Il faut plus d’audace à la télé pour fédérer les jeunes, selon les auteurs de «Génération Canal Famille»


Guillaume Picard
Pour intéresser les jeunes à la télé québécoise, il faut très tôt leur proposer des contenus audacieux, irrévérencieux ainsi que de la diversité, ceci afin de contrer les Netflix, TikTok et YouTube de ce monde qui les éloignent de la culture d’ici.
C’est l’avis des auteurs de «Génération Canal Famille», livre qui retrace l’aventure de séries marquantes de la défunte chaîne d’Astral comme «Dans une galaxie près de chez vous», «Radio Enfer» et «Télé-Pirate».
Simon Portelance, 29 ans, et Guy A. St Cyr, 33 ans, ont réalisé 250 entrevues et passé plus de trois ans à plancher sur leur premier bouquin, eux qui sont des héritiers de Canal Famille. Ils ont notamment visionné de vieux VHS et passé des dizaines d'heures à la Médiathèque pour retrouver chaque article portant sur cette période foisonnante en matière de télé jeunesse.
«On a grandi avec Guy Jodoin, Claude Legault, Michel Charette et Bruno Blanchet, et on les suit encore aujourd’hui, on aime voir leurs nouveaux projets», a dit Simon Portelance, pour qui il est important d’intéresser les jeunes à la culture québécoise, une façon de les fédérer autour du français.
La responsabilité des diffuseurs
Selon lui, les diffuseurs ont la responsabilité de proposer des contenus jeunesse locaux. Cela devrait même être vu comme un investissement, dans la mesure où «tu cultives ton auditoire de demain». Si les jeunes d’aujourd’hui regardent surtout des émissions américaines, comment peut-on s’attendre à ce qu’une fois adultes ils visionnent des fictions «made in Québec»? Et doit-on s’étonner qu’ils ne connaissent pas Véronique Cloutier, comme c'était le cas chez les futurs communicateurs étudiant en Art et technologie des médias au Cégep de Jonquière?

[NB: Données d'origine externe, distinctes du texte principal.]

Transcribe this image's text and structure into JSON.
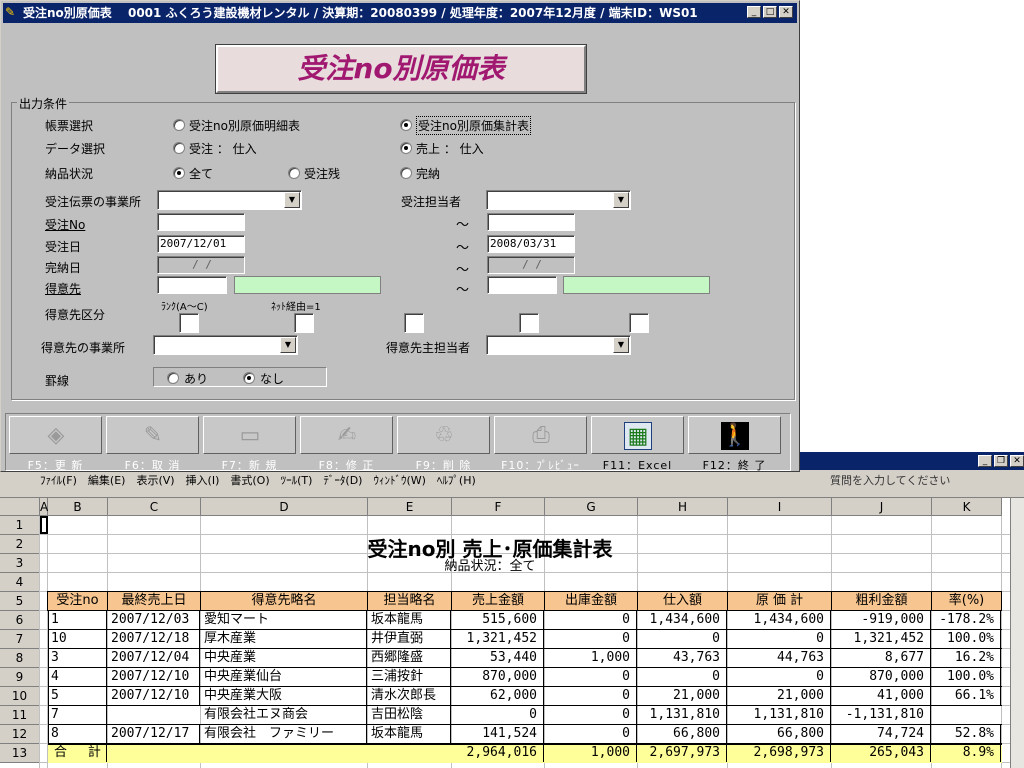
{
  "dialog": {
    "title": "受注no別原価表　 0001 ふくろう建設機材レンタル / 決算期：20080399 / 処理年度：2007年12月度 / 端末ID：WS01",
    "banner": "受注no別原価表",
    "group_title": "出力条件",
    "labels": {
      "report": "帳票選択",
      "data": "データ選択",
      "delivery": "納品状況",
      "office": "受注伝票の事業所",
      "staff": "受注担当者",
      "order_no": "受注No",
      "order_date": "受注日",
      "complete_date": "完納日",
      "customer": "得意先",
      "cust_class": "得意先区分",
      "rank": "ﾗﾝｸ(A～C)",
      "net": "ﾈｯﾄ経由=1",
      "cust_office": "得意先の事業所",
      "cust_staff": "得意先主担当者",
      "ruled": "罫線"
    },
    "radios": {
      "report_detail": "受注no別原価明細表",
      "report_summary": "受注no別原価集計表",
      "data_order": "受注 ： 仕入",
      "data_sales": "売上 ： 仕入",
      "deliv_all": "全て",
      "deliv_remain": "受注残",
      "deliv_done": "完納",
      "ruled_yes": "あり",
      "ruled_no": "なし"
    },
    "fields": {
      "order_date_from": "2007/12/01",
      "order_date_to": "2008/03/31",
      "complete_from": "/ /",
      "complete_to": "/ /",
      "tilde": "～"
    },
    "buttons": [
      {
        "label": "F5：更 新",
        "icon": "update-icon"
      },
      {
        "label": "F6：取 消",
        "icon": "cancel-icon"
      },
      {
        "label": "F7：新 規",
        "icon": "new-icon"
      },
      {
        "label": "F8：修 正",
        "icon": "edit-icon"
      },
      {
        "label": "F9：削 除",
        "icon": "delete-icon"
      },
      {
        "label": "F10：ﾌﾟﾚﾋﾞｭｰ",
        "icon": "printer-icon"
      },
      {
        "label": "F11：Excel",
        "icon": "excel-icon"
      },
      {
        "label": "F12：終 了",
        "icon": "exit-icon"
      }
    ]
  },
  "excel": {
    "menu": "ﾌｧｲﾙ(F)　編集(E)　表示(V)　挿入(I)　書式(O)　ﾂｰﾙ(T)　ﾃﾞｰﾀ(D)　ｳｨﾝﾄﾞｳ(W)　ﾍﾙﾌﾟ(H)",
    "ask": "質問を入力してください",
    "columns": [
      "A",
      "B",
      "C",
      "D",
      "E",
      "F",
      "G",
      "H",
      "I",
      "J",
      "K"
    ],
    "rows": [
      "1",
      "2",
      "3",
      "4",
      "5",
      "6",
      "7",
      "8",
      "9",
      "10",
      "11",
      "12",
      "13"
    ],
    "sheet_title": "受注no別 売上･原価集計表",
    "sheet_subtitle": "納品状況：全て",
    "headers": [
      "受注no",
      "最終売上日",
      "得意先略名",
      "担当略名",
      "売上金額",
      "出庫金額",
      "仕入額",
      "原 価 計",
      "粗利金額",
      "率(%)"
    ],
    "data_rows": [
      [
        "1",
        "2007/12/03",
        "愛知マート",
        "坂本龍馬",
        "515,600",
        "0",
        "1,434,600",
        "1,434,600",
        "-919,000",
        "-178.2%"
      ],
      [
        "10",
        "2007/12/18",
        "厚木産業",
        "井伊直弼",
        "1,321,452",
        "0",
        "0",
        "0",
        "1,321,452",
        "100.0%"
      ],
      [
        "3",
        "2007/12/04",
        "中央産業",
        "西郷隆盛",
        "53,440",
        "1,000",
        "43,763",
        "44,763",
        "8,677",
        "16.2%"
      ],
      [
        "4",
        "2007/12/10",
        "中央産業仙台",
        "三浦按針",
        "870,000",
        "0",
        "0",
        "0",
        "870,000",
        "100.0%"
      ],
      [
        "5",
        "2007/12/10",
        "中央産業大阪",
        "清水次郎長",
        "62,000",
        "0",
        "21,000",
        "21,000",
        "41,000",
        "66.1%"
      ],
      [
        "7",
        "",
        "有限会社エヌ商会",
        "吉田松陰",
        "0",
        "0",
        "1,131,810",
        "1,131,810",
        "-1,131,810",
        ""
      ],
      [
        "8",
        "2007/12/17",
        "有限会社　ファミリー",
        "坂本龍馬",
        "141,524",
        "0",
        "66,800",
        "66,800",
        "74,724",
        "52.8%"
      ]
    ],
    "total_row": [
      "合　 計",
      "",
      "",
      "",
      "2,964,016",
      "1,000",
      "2,697,973",
      "2,698,973",
      "265,043",
      "8.9%"
    ],
    "colors": {
      "header_fill": "#f7c58f",
      "total_fill": "#ffff99"
    }
  }
}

«Il faut revoir le modèle de financement pour l’adapter au numérique, il faut promouvoir nos plateformes québécoises numériques, qui, elles, devraient faire plus de contenus jeunesse audacieux. On pourrait aussi assouplir la loi et permettre de la publicité durant les émissions jeunesse, les jeunes en voient partout», a affirmé M. Portelance, qui cite la production «Barbada» d’ICI TOU.TV, qui s'inscrit selon lui dans la «lignée» de Canal Famille. «Il en faut plus, c’est ça qui stimule la créativité, l’ouverture d’esprit.»
Ce n’est pas un manque de fantaisie qui est en cause au Québec. La prise de risques doit venir des diffuseurs.
«Si tu n'es pas capable d’avoir une série à la hauteur de "Stranger Things", qu’est-ce qu'il te reste? Il te reste les textes, l’audace, et l’audace ne coûte rien. Être audacieux, être irrévérencieux, brasser la cage, tu n'as pas besoin d’avoir un budget de 15 millions $ par épisode pour le faire», a dit M. St Cyr.
Il y a peu d’émissions jeunesse dans le paysage québécois pour barrer la route aux GAMAF, les géants numériques Google, Apple, Facebook, Amazon et Microsoft.
«De 2008 à 2018, Radio-Canada a complètement arrêté de faire de la télé jeunesse après les coupes des conservateurs. Télé-Québec a continué puis VRAK l’a fait avant d’abandonner en 2016. Est-ce qu’on se surprend que les jeunes consomment moins de culture québécoise après qu’on ait passé les 10 dernières années à leur offrir le strict minium? Est-ce qu’on se surprend que les jeunes se désintéressent de la culture québécoise?» a demandé M. Portelance.
Guy A. St Cyr se souvient de son adolescence marquée par la folie des Chick'n Swell et de l’émission «Les pieds dans la marge». Il y a eu ensuite «Les appendices». Ces propositions ont fait en sorte de l’intéresser, comme le reste de sa génération, à ce qui se fait chez nous.
- Publié par Québec Amérique, «Génération Canal Famille» est disponible en librairie.